The goal of this behaviour is to teach the dog to find the mat from several feet away, get all 4 feet on it, lie down, and then stay there until released. That is a lot to ask all at once, so it’s easiest to break this behaviour down into several different components.

Finding the Mat                                                                                  

The first step in teaching Go to the Mat is to teach your dog to find the mat with his feet. This sounds easy, but it can be the trickiest part of the behaviour for many owners to teach. Before you begin, make sure that your supplies are organised for easy access. You will need: your dog’s favourite treats, a clicker, and a mat/towel/blanket (it can be anything that travels easily). Find a quiet location to begin with – you don’t want to have to compete for your dog’s attention when you first start training any behaviour.

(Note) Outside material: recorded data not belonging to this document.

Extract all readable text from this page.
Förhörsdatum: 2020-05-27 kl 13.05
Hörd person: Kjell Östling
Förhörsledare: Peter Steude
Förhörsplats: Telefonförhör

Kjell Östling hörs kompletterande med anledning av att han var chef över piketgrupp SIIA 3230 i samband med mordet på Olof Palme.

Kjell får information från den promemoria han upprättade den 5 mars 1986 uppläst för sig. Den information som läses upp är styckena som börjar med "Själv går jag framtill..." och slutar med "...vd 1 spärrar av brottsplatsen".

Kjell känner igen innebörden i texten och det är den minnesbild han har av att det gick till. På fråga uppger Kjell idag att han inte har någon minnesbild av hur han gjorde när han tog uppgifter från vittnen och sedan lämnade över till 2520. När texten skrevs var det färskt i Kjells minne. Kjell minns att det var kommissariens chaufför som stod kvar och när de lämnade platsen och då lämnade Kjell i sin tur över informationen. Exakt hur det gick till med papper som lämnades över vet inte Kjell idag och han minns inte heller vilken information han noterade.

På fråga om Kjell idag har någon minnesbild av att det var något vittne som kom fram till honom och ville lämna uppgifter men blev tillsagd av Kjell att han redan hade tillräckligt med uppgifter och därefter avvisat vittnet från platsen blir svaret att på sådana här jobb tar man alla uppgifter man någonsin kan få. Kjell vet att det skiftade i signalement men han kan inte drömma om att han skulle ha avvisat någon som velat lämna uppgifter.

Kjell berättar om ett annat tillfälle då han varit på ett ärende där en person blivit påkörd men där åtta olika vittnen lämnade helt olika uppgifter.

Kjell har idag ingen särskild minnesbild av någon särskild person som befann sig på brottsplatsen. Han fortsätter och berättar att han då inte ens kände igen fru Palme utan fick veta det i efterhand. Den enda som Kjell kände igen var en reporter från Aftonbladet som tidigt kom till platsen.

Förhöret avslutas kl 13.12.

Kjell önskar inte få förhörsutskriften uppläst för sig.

Start by fluffing the mat out on the floor in front of your dog. Click for any interaction with the mat (looking at it, moving towards it, sniffing it, stepping on it, etc.). Drop the treats onto the mat. You want the dog’s focus to be down and on this new object that he’s interacting with. Continue dropping treats for about 5 seconds, and then release your dog away from the mat by saying “ok” and tossing a treat away for him to chase. Be ready to click and start dropping treats as soon as your dog comes back to check out the mat again. When your dog is coming back to the mat and getting all 4 feet onto the mat every time, you are ready to move on to the next step.

Lying Down on the Mat

Let your dog find the mat and then reward him once he gets all four feet on it. While he’s on the mat, crouch down in front of him and stare at the floor. You can use a treat to lure him into a down position the first couple of times, but try to wait for him to figure it out on his own. As soon as he lies down, click and then drop a treat on the ground in between his front paws. When your dog is lying down quickly and consistently while you are crouching on the floor in front of him, gradually move your body into a standing position.

Adding the Cue

Once your dog is reliably finding the mat and then immediately lying down once he gets there, you’re ready to put this behaviour on cue. When you are naming any behaviour for your dog, you are going to say your cue while the dog is performing the behaviour.

Fluff the mat out on the floor in front of your dog. As soon as he starts to move onto the mat, say “go to the mat” and then click and drop a treat once he lays all the way down (belly and elbows touching the ground!). Repeat this game several times a day and in different locations to ensure that your dog will generalise this cue.

If you are having trouble with anything in the training process, find a professional trainer in your area that specialises in positive reinforcement to help you get your dog up to speed. With a little practice, most dogs figure out this game and learn the cue very quickly. Once your dog understands Go to the Mat at home, you are ready to take in on the road and enjoy lots of fun, peaceful outings with him!